Le ciel est changeant. Une minute il se drape de ce gris bruineux caricaturalement breton, la suivante il penche vers un bleu clair prometteur. Le jeu, lui aussi, est versatile. Une seconde on agrippe le ballon de la main, celle d'après on tape dedans au pied. Tel est le football gaélique, importé dans l'Hexagone au milieu des années quatre-vingt-dix, par une poignée d'Irlandais frappés par le mal du pays.
En ce doux samedi de mai, les Oies Sauvages rennaises reçoivent sur leur terrain des Abeilles nantaises pour la demi-finale de la Coupe de Bretagne. Au coup de sifflet final, le score est sans appel : 4-10 – c'est à dire 4 buts de football et 10 coups de pied entre les perches façon rugby – pour le Rennes Ar Gwazi Gouez contre 0-2 pour le Nantes Football Gaélique, en effectif réduit il est vrai.
"C'est quoi ce machin ?!"
"La première fois, j'ai regardé ça de loin et je me suis dit "c'est quoi ce machin ?!", nous racontait sur le chemin du stade, Jean-Marie Triniol, 40 ans, dont huit de pratique du gaélique à Nantes. "Certains gestes, certaines qualités viennent d'autres sports. Sur les prises de balle, tu reconnais tout de suite ceux qui font du rugby. En Irlande, c'est différent, car c'est l'apprentissage de base".
Sur l'île de l'Atlantique Nord, la pratique du caid est au moins tricentenaire, avec un premier match fondateur qui a opposé les comtés de Louth et Meath aux alentours de 1712. On y compte aujourd'hui 500 000 licenciés (soit un habitant sur 10 !), ce qui en fait le sport numéro 1, immuablement amateur. La Fédération française de football gaélique (FFFG), créée en 2006, chapeaute, elle, quelque 600 licenciés à ce jour (soit un habitant sur 100 000 à peu près) jouant dans 21 clubs, dont la moitié sont bretons.

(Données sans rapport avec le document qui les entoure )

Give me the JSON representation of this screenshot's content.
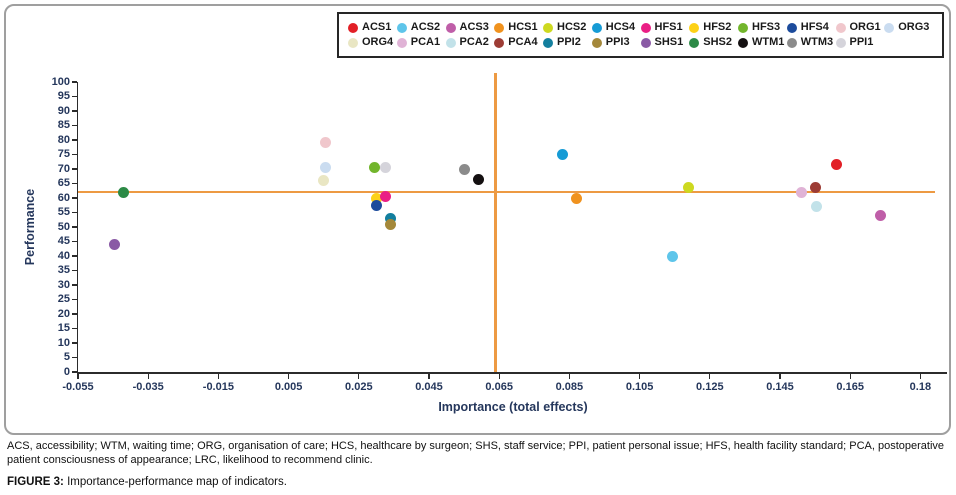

Assis sur la pelouse à la fin du match, le gardien de but nantais Emmanuel Lemaître, 31 ans, détaille son embrigadement, "au début, à Nantes, il y a dix ans, on était trois. Mais ce qui m'a plu dès le début, c'est le combat sur le terrain et la fraternité en dehors. C'est l'amateurisme qui veut ça, il n'y a pas de Coupe Gambardella [compétition pour les jeunes footballeurs français, ndr] ou de centre de formation en jeu". Un fighting spirit, proche du rugby des années soixante-dix, unanimement souligné par les pratiquants interrogés ce jour-là .
Des paroisses-clubs
En traversant la mer celtique, le gaélique a tout de même subi quelques adaptations. Initialement, 15 joueurs dont un gardien jouent sur un terrain de 120 à 145 mètres de long, alors qu'en France ils ne sont que 11, les enceintes de football ou de rugby existantes s’allongeant péniblement sur une centaine de mètres. Deux mi-temps de 10-15 minutes ont remplacé les deux fois 30-35 minutes irlandaises.

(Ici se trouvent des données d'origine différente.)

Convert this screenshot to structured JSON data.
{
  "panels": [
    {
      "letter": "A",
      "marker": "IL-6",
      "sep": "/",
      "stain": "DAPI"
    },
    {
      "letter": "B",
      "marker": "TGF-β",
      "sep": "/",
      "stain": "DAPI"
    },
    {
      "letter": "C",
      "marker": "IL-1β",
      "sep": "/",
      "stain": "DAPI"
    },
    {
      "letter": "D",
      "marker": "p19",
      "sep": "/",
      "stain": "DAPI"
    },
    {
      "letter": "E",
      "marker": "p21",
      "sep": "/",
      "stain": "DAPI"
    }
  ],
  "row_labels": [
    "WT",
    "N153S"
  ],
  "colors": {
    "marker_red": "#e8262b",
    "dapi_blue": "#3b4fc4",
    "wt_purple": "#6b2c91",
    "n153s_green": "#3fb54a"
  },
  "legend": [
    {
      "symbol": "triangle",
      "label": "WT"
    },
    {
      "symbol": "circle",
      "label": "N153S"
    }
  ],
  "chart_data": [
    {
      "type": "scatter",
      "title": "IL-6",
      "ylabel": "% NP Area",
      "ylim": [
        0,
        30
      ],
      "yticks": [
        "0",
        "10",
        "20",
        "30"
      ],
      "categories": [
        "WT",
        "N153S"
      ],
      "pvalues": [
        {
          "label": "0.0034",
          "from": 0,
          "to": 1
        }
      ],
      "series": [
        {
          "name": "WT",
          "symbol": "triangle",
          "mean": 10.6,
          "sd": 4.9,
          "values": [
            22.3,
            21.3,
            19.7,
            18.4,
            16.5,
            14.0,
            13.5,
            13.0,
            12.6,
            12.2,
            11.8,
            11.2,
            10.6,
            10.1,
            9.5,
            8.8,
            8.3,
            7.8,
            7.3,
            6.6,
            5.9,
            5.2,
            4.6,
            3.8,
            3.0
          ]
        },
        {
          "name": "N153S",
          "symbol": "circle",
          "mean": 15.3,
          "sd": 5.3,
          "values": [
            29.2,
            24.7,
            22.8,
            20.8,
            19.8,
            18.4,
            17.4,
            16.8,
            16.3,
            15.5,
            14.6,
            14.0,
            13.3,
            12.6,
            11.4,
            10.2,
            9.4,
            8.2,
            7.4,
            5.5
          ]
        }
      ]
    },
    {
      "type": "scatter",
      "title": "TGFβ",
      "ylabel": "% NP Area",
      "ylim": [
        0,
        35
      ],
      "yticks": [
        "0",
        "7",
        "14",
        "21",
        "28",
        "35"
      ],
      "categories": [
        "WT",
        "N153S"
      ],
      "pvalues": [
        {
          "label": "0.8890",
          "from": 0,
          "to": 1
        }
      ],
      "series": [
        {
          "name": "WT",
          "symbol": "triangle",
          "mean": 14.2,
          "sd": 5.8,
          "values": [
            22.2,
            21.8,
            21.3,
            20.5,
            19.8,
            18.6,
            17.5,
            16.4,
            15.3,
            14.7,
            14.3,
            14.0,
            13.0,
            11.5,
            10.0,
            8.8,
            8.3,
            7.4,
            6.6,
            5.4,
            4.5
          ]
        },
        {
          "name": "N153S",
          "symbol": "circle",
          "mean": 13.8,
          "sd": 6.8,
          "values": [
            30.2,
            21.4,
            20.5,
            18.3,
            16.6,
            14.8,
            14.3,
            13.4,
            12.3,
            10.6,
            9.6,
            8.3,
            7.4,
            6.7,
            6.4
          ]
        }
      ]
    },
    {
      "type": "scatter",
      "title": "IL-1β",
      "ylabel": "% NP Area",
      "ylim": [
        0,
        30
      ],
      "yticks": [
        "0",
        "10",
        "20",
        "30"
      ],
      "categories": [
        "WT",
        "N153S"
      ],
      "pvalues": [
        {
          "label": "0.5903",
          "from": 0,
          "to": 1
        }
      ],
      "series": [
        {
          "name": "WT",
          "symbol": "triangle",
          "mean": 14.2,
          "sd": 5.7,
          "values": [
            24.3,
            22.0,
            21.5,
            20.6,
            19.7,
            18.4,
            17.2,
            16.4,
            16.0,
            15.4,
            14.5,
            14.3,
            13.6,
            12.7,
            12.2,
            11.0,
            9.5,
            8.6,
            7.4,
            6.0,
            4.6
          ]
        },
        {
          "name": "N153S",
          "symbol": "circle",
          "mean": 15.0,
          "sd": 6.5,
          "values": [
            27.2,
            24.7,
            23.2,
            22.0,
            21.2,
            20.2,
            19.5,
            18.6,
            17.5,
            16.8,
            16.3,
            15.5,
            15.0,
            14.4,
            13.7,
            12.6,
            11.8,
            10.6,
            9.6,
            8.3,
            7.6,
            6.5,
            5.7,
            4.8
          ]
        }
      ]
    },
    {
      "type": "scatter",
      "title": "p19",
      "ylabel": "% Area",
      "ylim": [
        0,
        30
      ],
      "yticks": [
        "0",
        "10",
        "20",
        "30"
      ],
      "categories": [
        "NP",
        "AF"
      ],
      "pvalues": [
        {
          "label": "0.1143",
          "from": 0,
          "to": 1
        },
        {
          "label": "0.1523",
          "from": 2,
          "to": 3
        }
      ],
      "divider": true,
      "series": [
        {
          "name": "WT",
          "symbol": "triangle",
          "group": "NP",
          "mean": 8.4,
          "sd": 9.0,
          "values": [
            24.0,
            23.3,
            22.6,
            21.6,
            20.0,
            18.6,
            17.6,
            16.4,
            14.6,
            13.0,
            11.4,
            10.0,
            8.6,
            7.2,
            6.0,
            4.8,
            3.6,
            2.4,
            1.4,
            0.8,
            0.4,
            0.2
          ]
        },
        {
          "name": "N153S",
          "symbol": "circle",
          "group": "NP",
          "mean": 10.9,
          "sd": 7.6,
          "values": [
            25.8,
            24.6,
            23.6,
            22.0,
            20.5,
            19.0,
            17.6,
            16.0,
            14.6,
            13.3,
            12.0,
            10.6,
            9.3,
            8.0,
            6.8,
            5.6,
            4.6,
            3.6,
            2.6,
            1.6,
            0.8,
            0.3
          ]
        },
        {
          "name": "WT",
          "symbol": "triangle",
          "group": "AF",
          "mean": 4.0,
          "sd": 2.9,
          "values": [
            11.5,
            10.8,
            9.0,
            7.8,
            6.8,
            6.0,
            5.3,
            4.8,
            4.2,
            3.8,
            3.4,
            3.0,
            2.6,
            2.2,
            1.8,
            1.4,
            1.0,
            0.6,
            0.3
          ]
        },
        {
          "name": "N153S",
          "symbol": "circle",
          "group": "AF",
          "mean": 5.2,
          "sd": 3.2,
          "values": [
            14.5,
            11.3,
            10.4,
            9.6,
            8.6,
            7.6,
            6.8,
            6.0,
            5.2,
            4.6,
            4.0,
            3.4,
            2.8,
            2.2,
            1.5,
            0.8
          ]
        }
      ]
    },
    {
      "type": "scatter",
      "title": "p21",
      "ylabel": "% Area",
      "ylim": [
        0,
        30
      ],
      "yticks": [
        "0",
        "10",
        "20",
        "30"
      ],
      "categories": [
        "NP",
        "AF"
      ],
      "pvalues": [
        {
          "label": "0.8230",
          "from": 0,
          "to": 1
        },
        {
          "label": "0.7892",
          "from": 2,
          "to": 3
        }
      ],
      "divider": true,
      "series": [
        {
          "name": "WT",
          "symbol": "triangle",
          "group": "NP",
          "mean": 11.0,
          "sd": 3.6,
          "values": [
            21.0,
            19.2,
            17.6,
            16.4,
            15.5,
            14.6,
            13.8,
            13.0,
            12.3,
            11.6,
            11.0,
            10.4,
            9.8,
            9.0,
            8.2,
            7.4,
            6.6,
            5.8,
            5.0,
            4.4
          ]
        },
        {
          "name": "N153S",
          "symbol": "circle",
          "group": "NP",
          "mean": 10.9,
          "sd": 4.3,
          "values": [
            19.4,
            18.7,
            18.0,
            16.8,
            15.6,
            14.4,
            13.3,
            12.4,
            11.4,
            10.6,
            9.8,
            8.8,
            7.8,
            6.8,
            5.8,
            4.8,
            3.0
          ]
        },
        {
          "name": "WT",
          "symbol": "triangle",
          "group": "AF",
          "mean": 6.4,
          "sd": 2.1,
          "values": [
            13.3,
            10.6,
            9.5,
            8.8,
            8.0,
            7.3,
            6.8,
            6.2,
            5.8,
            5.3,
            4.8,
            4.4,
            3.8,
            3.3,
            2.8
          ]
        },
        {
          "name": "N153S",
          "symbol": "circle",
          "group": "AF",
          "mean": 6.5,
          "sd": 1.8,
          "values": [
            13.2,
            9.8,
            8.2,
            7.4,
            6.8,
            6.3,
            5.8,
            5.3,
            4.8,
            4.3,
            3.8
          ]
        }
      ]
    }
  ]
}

Historiquement, la hiérarchie des clubs irlandais est calquée sur celle de l'église catholique, très influente, avec d'abord les paroisses (2 500 équipes) puis les comtés (32). "On joue toute sa vie pour la même équipe, là -bas", explique un passionné sur la ligne de touche. Les clubs hexagonaux, eux, sont attachés, au sens propre comme au figuré, à des villes. Dans l'Ouest, Liffré (ou Entente gaélique de Haute-Bretagne, EGHB), octuple champion de Bretagne, cultive une grande rivalité avec Rennes, qui elle-même toise Nantes depuis des années. Comme chez les cousins irlandais, les transferts restent rares...
Voyages celtes
L'hermine noire, symbole breizh, est ici fièrement accrochée sur tous les maillots, sans exception. Une (re)découverte pour certains... "Je n'ai jamais autant voyagé que depuis que je fais du gaélique, confie Dimitri Martin, 24 ans, pilier du onze nantais. "Avant, je ne connaissais pas la Bretagne, et ça m'a permis de découvrir la culture bretonne à travers tout un tas de villes et de villages".
L'apprentissage culturel va même plus loin pour quelques joueurs, avec une transhumance initiatique en République d'Irlande. Jean-Marie Triniol s'est rendu il y a quelques années à Parnell Park (Dublin), pour assister à un match de football gaélique avec des amis : "c'était impressionnant de voir la qualité technique et la vitesse de jeu. Mais ce qui m'a surtout plu, c'est l'ambiance populaire dans les tribunes, avec des familles et des enfants en nombre".
Au terme de la rencontre, joueurs et spectateurs sont restés de longues minutes sur la pelouse à refaire le monde. Exactement comme au champêtre Stade de Beauregard, après le coup de sifflet final de ce Rennes-Nantes estival.